Reputation: 2213
I'm making features for a machine learning model. I'm confused with dummy variable and one-hot encoding.For a instance,a category variable 'week'
range 1-7.When using one-hot encoding, encode week = 1
as 1,000,000,week = 2
is 0,100,000... .But I can also make a dummy variable 'week_v'
,and in this way, I must set a
hidden variable
which means base variable,and feature week_v = 1
is 100,000,week_v = 2
is 010,000... and
does not appear week_v = 7
.So what's the difference between them? I'm using logistic model and then I'll try gbdt.
Upvotes: 14
Views: 17471
Reputation: 3217
Technically 6- a day week is enough to provide a unique mapping for a vocabulary of size 7:
1. Sunday [0,0,0,0,0,0]
2. Monday [1,0,0,0,0,0]
3. Tuesday [0,1,0,0,0,0]
4. Wednesday [0,0,1,0,0,0]
5. Thursday [0,0,0,1,0,0]
6. Friday [0,0,0,0,1,0]
7. Saturday [0,0,0,0,0,1]
dummy coding is a more compact representation, it is preferred in statistical models that perform better when the inputs are linearly independent.
Modern machine learning algorithms, though, don’t require their inputs to be linearly independent and use methods such as L1 regularization to prune redundant inputs. The additional degree of freedom allows the framework to transparently handle a missing input in production as all zeros.
1. Sunday [0,0,0,0,0,0,1]
2. Monday [0,0,0,0,0,1,0]
3. Tuesday [0,0,0,0,1,0,0]
4. Wednesday [0,0,0,1,0,0,0]
5. Thursday [0,0,1,0,0,0,0]
6. Friday [0,1,0,0,0,0,0]
7. Saturday [1,0,0,0,0,0,0]
for missing values : [0,0,0,0,0,0,0]
Upvotes: 4
Reputation: 5210
In fact, there is no difference in the effect of the two approaches (rather wordings) on your regression.

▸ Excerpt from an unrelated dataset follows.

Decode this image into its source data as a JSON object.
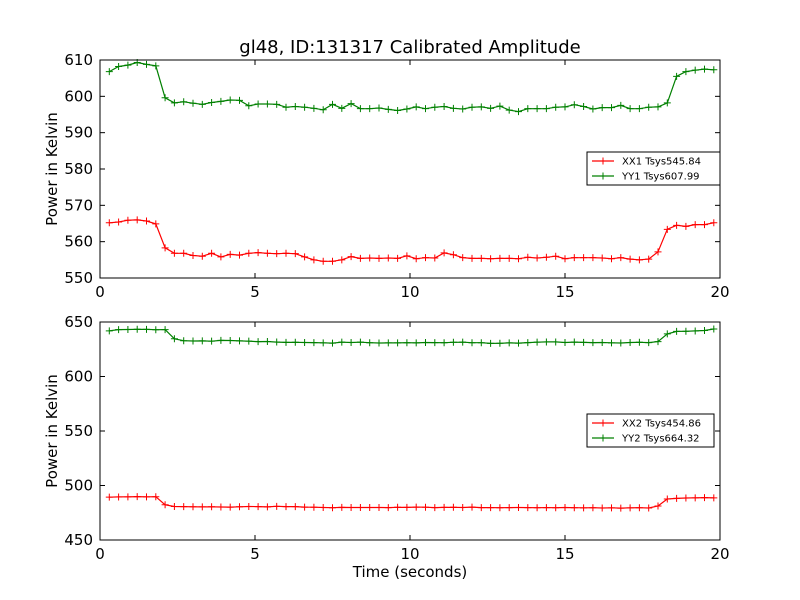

In either case, you have to make sure that one of your dummies is left out (i.e. serves as base assumption) to avoid perfect multicollinearity among the set.
For instance, if you want to take the weekday
of an observation into account, you only use 6 (not 7) dummies assuming the one left out to be the base variable. When using one-hot encoding, your weekday
variable is present as a categorical value in one single column, effectively having the regression use the first of its values as the base.
Upvotes: 11